My family encircled his hospice bed.   All of us.   His children.  His grandchildren.  His beloved wife. Together we spent our last moments with the man who had built us, a family of uncommon closeness.  A man with a life force so strong and vital that it filled the room and also filled my heart and lungs and soul the way it had always filled my life.  And we spent his last moments the way we had spent so many moments with him – together. Hands tightly clasped, arms around one another, we stood guard and witness as his spirit left the room.

This, twelve years later, stands as one of the only experiences of my life that I can name as Holy.  Where life balanced on the cusp between the physical universe and what exists beyond our comprehension.  There was a presence in that room that cannot be named or measured, and perhaps it was only what love feels like when magnified and crystalized by that sort of devotion.   Perhaps that sort of love is always Holy – it’s just that we don’t remember to stop and pay attention until a moment of irrevocable magnitude causes us to pause and open wide enough to take it all in.

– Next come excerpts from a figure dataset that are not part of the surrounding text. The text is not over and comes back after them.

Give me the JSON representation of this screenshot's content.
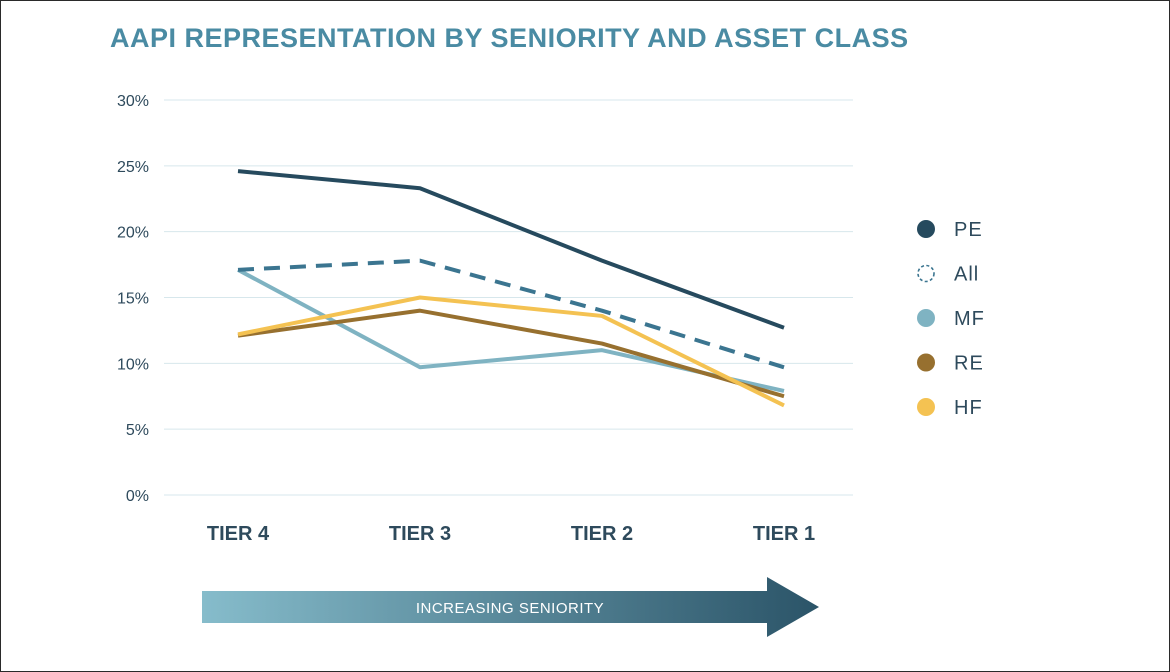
{
  "chart_data": {
    "type": "line",
    "title": "AAPI REPRESENTATION BY SENIORITY AND ASSET CLASS",
    "categories": [
      "TIER 4",
      "TIER 3",
      "TIER 2",
      "TIER 1"
    ],
    "ylim": [
      0,
      30
    ],
    "yticks": [
      0,
      5,
      10,
      15,
      20,
      25,
      30
    ],
    "ytick_suffix": "%",
    "grid": true,
    "legend_position": "right",
    "series": [
      {
        "name": "PE",
        "values": [
          24.6,
          23.3,
          17.8,
          12.7
        ],
        "color": "#264a5e",
        "dashed": false
      },
      {
        "name": "All",
        "values": [
          17.1,
          17.8,
          14.0,
          9.7
        ],
        "color": "#3b7590",
        "dashed": true
      },
      {
        "name": "MF",
        "values": [
          17.1,
          9.7,
          11.0,
          7.9
        ],
        "color": "#7fb3c2",
        "dashed": false
      },
      {
        "name": "RE",
        "values": [
          12.1,
          14.0,
          11.5,
          7.5
        ],
        "color": "#97702f",
        "dashed": false
      },
      {
        "name": "HF",
        "values": [
          12.2,
          15.0,
          13.6,
          6.8
        ],
        "color": "#f4c252",
        "dashed": false
      }
    ],
    "arrow_label": "INCREASING SENIORITY",
    "title_color": "#4a8ba3",
    "arrow_gradient": [
      "#86bccb",
      "#2b5468"
    ]
  }
}
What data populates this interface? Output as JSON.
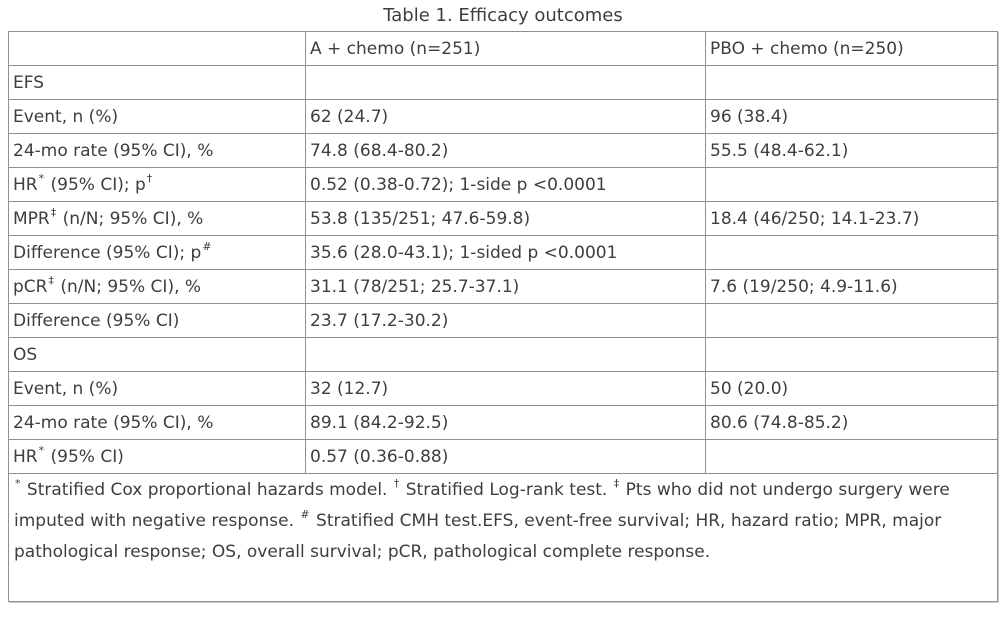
{
  "title": "Table 1. Efficacy outcomes",
  "colors": {
    "border": "#8f8f8f",
    "text": "#3e3e3e",
    "background": "#ffffff"
  },
  "table": {
    "columns": [
      "",
      "A + chemo (n=251)",
      "PBO + chemo (n=250)"
    ],
    "rows": [
      {
        "type": "section",
        "cells": [
          "EFS",
          "",
          ""
        ]
      },
      {
        "type": "data",
        "cells": [
          "Event, n (%)",
          "62 (24.7)",
          "96 (38.4)"
        ]
      },
      {
        "type": "data",
        "cells": [
          "24-mo rate (95% CI), %",
          "74.8 (68.4-80.2)",
          "55.5 (48.4-62.1)"
        ]
      },
      {
        "type": "data",
        "cells": [
          "HR^*^ (95% CI); p^†^",
          "0.52 (0.38-0.72); 1-side p <0.0001",
          ""
        ]
      },
      {
        "type": "data",
        "cells": [
          "MPR^‡^ (n/N; 95% CI), %",
          "53.8 (135/251; 47.6-59.8)",
          "18.4 (46/250; 14.1-23.7)"
        ]
      },
      {
        "type": "data",
        "cells": [
          "Difference (95% CI); p^#^",
          "35.6 (28.0-43.1); 1-sided p <0.0001",
          ""
        ]
      },
      {
        "type": "data",
        "cells": [
          "pCR^‡^ (n/N; 95% CI), %",
          "31.1 (78/251; 25.7-37.1)",
          "7.6 (19/250; 4.9-11.6)"
        ]
      },
      {
        "type": "data",
        "cells": [
          "Difference (95% CI)",
          "23.7 (17.2-30.2)",
          ""
        ]
      },
      {
        "type": "section",
        "cells": [
          "OS",
          "",
          ""
        ]
      },
      {
        "type": "data",
        "cells": [
          "Event, n (%)",
          "32 (12.7)",
          "50 (20.0)"
        ]
      },
      {
        "type": "data",
        "cells": [
          "24-mo rate (95% CI), %",
          "89.1 (84.2-92.5)",
          "80.6 (74.8-85.2)"
        ]
      },
      {
        "type": "data",
        "cells": [
          "HR^*^ (95% CI)",
          "0.57 (0.36-0.88)",
          ""
        ]
      }
    ],
    "footnote": "^*^ Stratified Cox proportional hazards model. ^†^ Stratified Log-rank test. ^‡^ Pts who did not undergo surgery were imputed with negative response. ^#^ Stratified CMH test.EFS, event-free survival; HR, hazard ratio; MPR, major pathological response; OS, overall survival; pCR, pathological complete response."
  }
}
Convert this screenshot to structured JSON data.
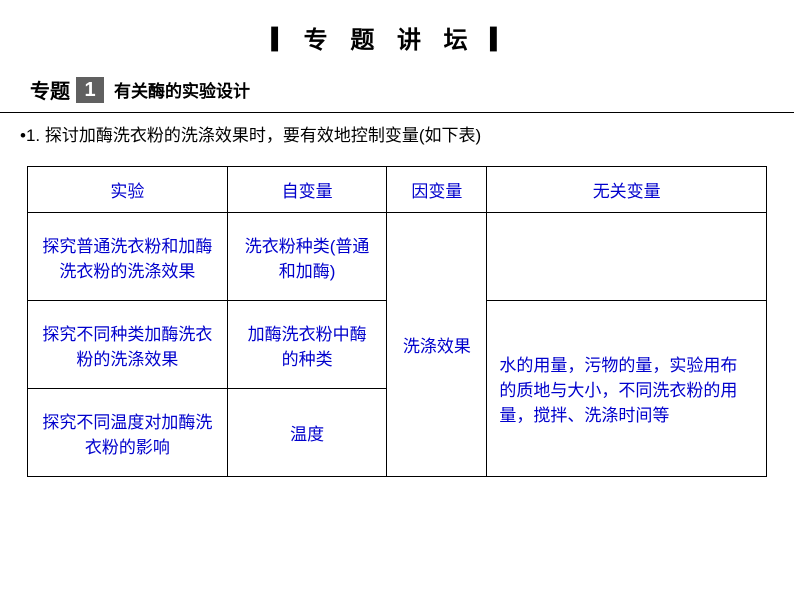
{
  "page": {
    "title": "▎专 题  讲 坛 ▎"
  },
  "section": {
    "topic_label": "专题",
    "topic_number": "1",
    "topic_title": "有关酶的实验设计"
  },
  "intro": "•1.  探讨加酶洗衣粉的洗涤效果时，要有效地控制变量(如下表)",
  "table": {
    "headers": {
      "experiment": "实验",
      "independent_var": "自变量",
      "dependent_var": "因变量",
      "confounding_var": "无关变量"
    },
    "rows": {
      "r1": {
        "experiment": "探究普通洗衣粉和加酶洗衣粉的洗涤效果",
        "independent_var": "洗衣粉种类(普通和加酶)"
      },
      "r2": {
        "experiment": "探究不同种类加酶洗衣粉的洗涤效果",
        "independent_var": "加酶洗衣粉中酶的种类"
      },
      "r3": {
        "experiment": "探究不同温度对加酶洗衣粉的影响",
        "independent_var": "温度"
      }
    },
    "dependent_var_merged": "洗涤效果",
    "confounding_top": "",
    "confounding_merged": "水的用量，污物的量，实验用布的质地与大小，不同洗衣粉的用量，搅拌、洗涤时间等"
  },
  "colors": {
    "text_primary": "#000000",
    "text_table": "#0000cc",
    "number_box_bg": "#606060",
    "number_box_fg": "#ffffff",
    "border": "#000000",
    "background": "#ffffff"
  },
  "typography": {
    "title_fontsize": 24,
    "section_fontsize": 20,
    "body_fontsize": 17
  }
}
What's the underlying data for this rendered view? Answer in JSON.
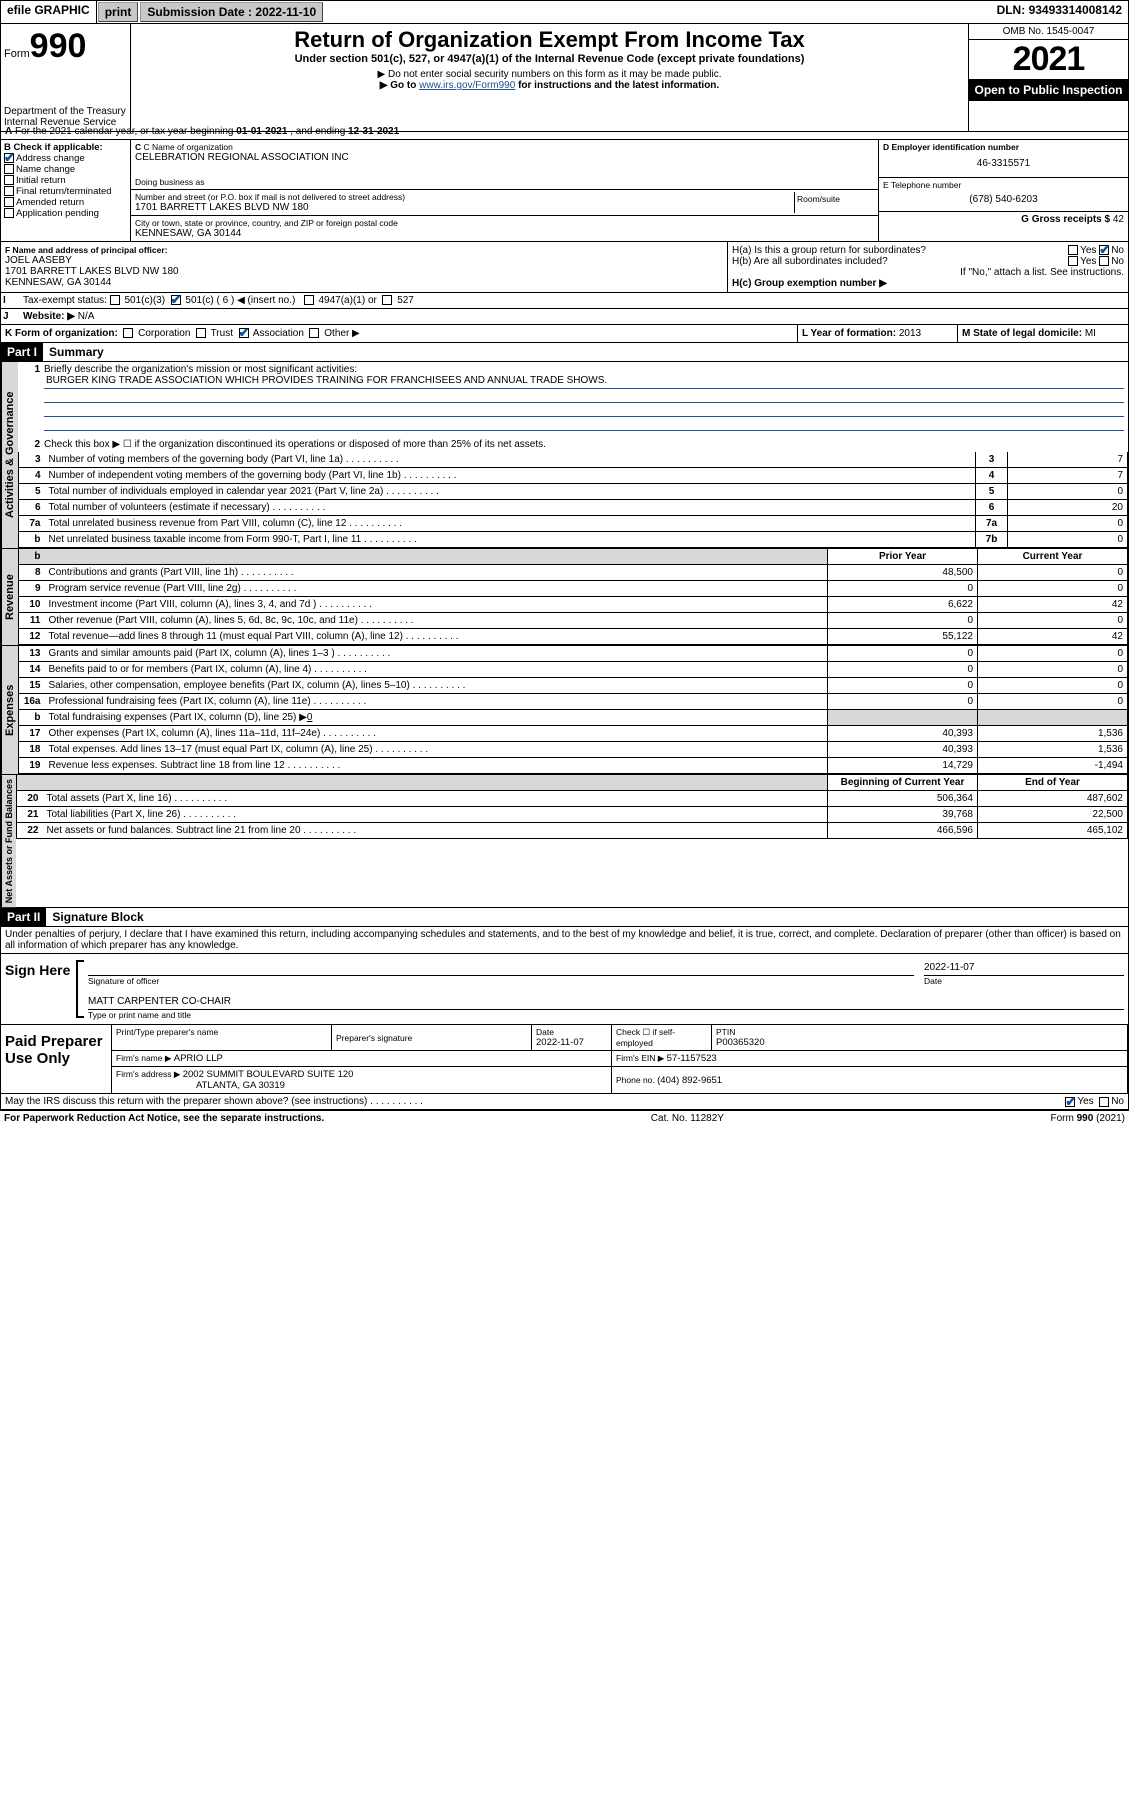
{
  "topbar": {
    "efile": "efile GRAPHIC",
    "print": "print",
    "sub_label": "Submission Date : ",
    "sub_date": "2022-11-10",
    "dln_label": "DLN: ",
    "dln": "93493314008142"
  },
  "header": {
    "form": "Form",
    "form_no": "990",
    "dept": "Department of the Treasury",
    "irs": "Internal Revenue Service",
    "title": "Return of Organization Exempt From Income Tax",
    "subtitle": "Under section 501(c), 527, or 4947(a)(1) of the Internal Revenue Code (except private foundations)",
    "note1": "▶ Do not enter social security numbers on this form as it may be made public.",
    "note2_pre": "▶ Go to ",
    "note2_link": "www.irs.gov/Form990",
    "note2_post": " for instructions and the latest information.",
    "omb": "OMB No. 1545-0047",
    "year": "2021",
    "open": "Open to Public Inspection"
  },
  "a_line": {
    "a": "A",
    "text": " For the 2021 calendar year, or tax year beginning ",
    "begin": "01-01-2021",
    "mid": "  , and ending ",
    "end": "12-31-2021"
  },
  "section_b": {
    "b_label": "B Check if applicable:",
    "opts": [
      "Address change",
      "Name change",
      "Initial return",
      "Final return/terminated",
      "Amended return",
      "Application pending"
    ],
    "checked_idx": 0,
    "c_label": "C Name of organization",
    "org_name": "CELEBRATION REGIONAL ASSOCIATION INC",
    "dba_label": "Doing business as",
    "addr_label": "Number and street (or P.O. box if mail is not delivered to street address)",
    "room": "Room/suite",
    "addr": "1701 BARRETT LAKES BLVD NW 180",
    "city_label": "City or town, state or province, country, and ZIP or foreign postal code",
    "city": "KENNESAW, GA  30144",
    "d_label": "D Employer identification number",
    "ein": "46-3315571",
    "e_label": "E Telephone number",
    "phone": "(678) 540-6203",
    "g_label": "G Gross receipts $ ",
    "g_val": "42",
    "f_label": "F  Name and address of principal officer:",
    "officer_name": "JOEL AASEBY",
    "officer_addr1": "1701 BARRETT LAKES BLVD NW 180",
    "officer_addr2": "KENNESAW, GA  30144",
    "h_a": "H(a)  Is this a group return for subordinates?",
    "h_b": "H(b)  Are all subordinates included?",
    "h_note": "If \"No,\" attach a list. See instructions.",
    "h_c": "H(c)  Group exemption number ▶",
    "yes": "Yes",
    "no": "No",
    "i_label": "Tax-exempt status:",
    "i_501c3": "501(c)(3)",
    "i_501c": "501(c) ( 6 ) ◀ (insert no.)",
    "i_4947": "4947(a)(1) or",
    "i_527": "527",
    "j_label": "Website: ▶",
    "j_val": "N/A",
    "k_label": "K Form of organization:",
    "k_opts": [
      "Corporation",
      "Trust",
      "Association",
      "Other ▶"
    ],
    "k_checked_idx": 2,
    "l_label": "L Year of formation: ",
    "l_val": "2013",
    "m_label": "M State of legal domicile: ",
    "m_val": "MI",
    "i_letter": "I",
    "j_letter": "J"
  },
  "part1": {
    "header": "Part I",
    "title": "Summary",
    "line1_num": "1",
    "line1": "Briefly describe the organization's mission or most significant activities:",
    "mission": "BURGER KING TRADE ASSOCIATION WHICH PROVIDES TRAINING FOR FRANCHISEES AND ANNUAL TRADE SHOWS.",
    "line2_num": "2",
    "line2": "Check this box ▶ ☐  if the organization discontinued its operations or disposed of more than 25% of its net assets.",
    "vlabel_gov": "Activities & Governance",
    "vlabel_rev": "Revenue",
    "vlabel_exp": "Expenses",
    "vlabel_net": "Net Assets or Fund Balances",
    "gov_rows": [
      {
        "n": "3",
        "d": "Number of voting members of the governing body (Part VI, line 1a)",
        "box": "3",
        "v": "7"
      },
      {
        "n": "4",
        "d": "Number of independent voting members of the governing body (Part VI, line 1b)",
        "box": "4",
        "v": "7"
      },
      {
        "n": "5",
        "d": "Total number of individuals employed in calendar year 2021 (Part V, line 2a)",
        "box": "5",
        "v": "0"
      },
      {
        "n": "6",
        "d": "Total number of volunteers (estimate if necessary)",
        "box": "6",
        "v": "20"
      },
      {
        "n": "7a",
        "d": "Total unrelated business revenue from Part VIII, column (C), line 12",
        "box": "7a",
        "v": "0"
      },
      {
        "n": "b",
        "d": "Net unrelated business taxable income from Form 990-T, Part I, line 11",
        "box": "7b",
        "v": "0"
      }
    ],
    "col_prior": "Prior Year",
    "col_current": "Current Year",
    "col_boy": "Beginning of Current Year",
    "col_eoy": "End of Year",
    "rev_rows": [
      {
        "n": "8",
        "d": "Contributions and grants (Part VIII, line 1h)",
        "p": "48,500",
        "c": "0"
      },
      {
        "n": "9",
        "d": "Program service revenue (Part VIII, line 2g)",
        "p": "0",
        "c": "0"
      },
      {
        "n": "10",
        "d": "Investment income (Part VIII, column (A), lines 3, 4, and 7d )",
        "p": "6,622",
        "c": "42"
      },
      {
        "n": "11",
        "d": "Other revenue (Part VIII, column (A), lines 5, 6d, 8c, 9c, 10c, and 11e)",
        "p": "0",
        "c": "0"
      },
      {
        "n": "12",
        "d": "Total revenue—add lines 8 through 11 (must equal Part VIII, column (A), line 12)",
        "p": "55,122",
        "c": "42"
      }
    ],
    "exp_rows": [
      {
        "n": "13",
        "d": "Grants and similar amounts paid (Part IX, column (A), lines 1–3 )",
        "p": "0",
        "c": "0"
      },
      {
        "n": "14",
        "d": "Benefits paid to or for members (Part IX, column (A), line 4)",
        "p": "0",
        "c": "0"
      },
      {
        "n": "15",
        "d": "Salaries, other compensation, employee benefits (Part IX, column (A), lines 5–10)",
        "p": "0",
        "c": "0"
      },
      {
        "n": "16a",
        "d": "Professional fundraising fees (Part IX, column (A), line 11e)",
        "p": "0",
        "c": "0"
      }
    ],
    "exp_16b_n": "b",
    "exp_16b": "Total fundraising expenses (Part IX, column (D), line 25) ▶",
    "exp_16b_val": "0",
    "exp_rows2": [
      {
        "n": "17",
        "d": "Other expenses (Part IX, column (A), lines 11a–11d, 11f–24e)",
        "p": "40,393",
        "c": "1,536"
      },
      {
        "n": "18",
        "d": "Total expenses. Add lines 13–17 (must equal Part IX, column (A), line 25)",
        "p": "40,393",
        "c": "1,536"
      },
      {
        "n": "19",
        "d": "Revenue less expenses. Subtract line 18 from line 12",
        "p": "14,729",
        "c": "-1,494"
      }
    ],
    "net_rows": [
      {
        "n": "20",
        "d": "Total assets (Part X, line 16)",
        "p": "506,364",
        "c": "487,602"
      },
      {
        "n": "21",
        "d": "Total liabilities (Part X, line 26)",
        "p": "39,768",
        "c": "22,500"
      },
      {
        "n": "22",
        "d": "Net assets or fund balances. Subtract line 21 from line 20",
        "p": "466,596",
        "c": "465,102"
      }
    ]
  },
  "part2": {
    "header": "Part II",
    "title": "Signature Block",
    "decl": "Under penalties of perjury, I declare that I have examined this return, including accompanying schedules and statements, and to the best of my knowledge and belief, it is true, correct, and complete. Declaration of preparer (other than officer) is based on all information of which preparer has any knowledge.",
    "sign_here": "Sign Here",
    "sig_officer": "Signature of officer",
    "sig_date": "Date",
    "sig_date_val": "2022-11-07",
    "typed_name": "MATT CARPENTER  CO-CHAIR",
    "typed_label": "Type or print name and title",
    "paid": "Paid Preparer Use Only",
    "prep_name_label": "Print/Type preparer's name",
    "prep_sig_label": "Preparer's signature",
    "prep_date_label": "Date",
    "prep_date": "2022-11-07",
    "prep_check": "Check ☐ if self-employed",
    "ptin_label": "PTIN",
    "ptin": "P00365320",
    "firm_name_label": "Firm's name      ▶ ",
    "firm_name": "APRIO LLP",
    "firm_ein_label": "Firm's EIN ▶ ",
    "firm_ein": "57-1157523",
    "firm_addr_label": "Firm's address ▶ ",
    "firm_addr1": "2002 SUMMIT BOULEVARD SUITE 120",
    "firm_addr2": "ATLANTA, GA  30319",
    "firm_phone_label": "Phone no. ",
    "firm_phone": "(404) 892-9651",
    "discuss": "May the IRS discuss this return with the preparer shown above? (see instructions)",
    "paperwork": "For Paperwork Reduction Act Notice, see the separate instructions.",
    "cat": "Cat. No. 11282Y",
    "form_foot": "Form 990 (2021)"
  },
  "colors": {
    "link": "#205090",
    "checked": "#1050a0",
    "shade": "#d8d8d8",
    "btn": "#c8c8c8"
  }
}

Yes, it has been twelve years since that stormy night that changed everything.  And still, I remember him with an immediacy that proves to me that death is not an ending, not in the face of that much love.  It’s only a continuation really, of what has been taught and learned and lives in us always.

And still, they call me Dogface sometimes, their voices an echo of his teasing tone, their faces bearing traces of his lineage.  And I don’t mind.  It keeps him close to me.

***

We were digging through a crate of old memories last year.  Shoeboxes of letters from college roommates, concert ticket stubs and tattered photographs of old boyfriends.  Journals with youthfully loopy handwriting chronicling days long past.  “Mama, It’s like a time capsule of your life,” said my wee girlie, as she lifted bits of the flotsam and jetsam of my past from the depths of the bin.  And then there was Dogface.  Face cracked, limbs torn but still containing every ounce of his humor and love.   And I picked up that raggedy doll and held it close as tears came to my eyes and I remembered.

Yes, he called me Dogface.  And yes, it was a term of endearment.  I promise.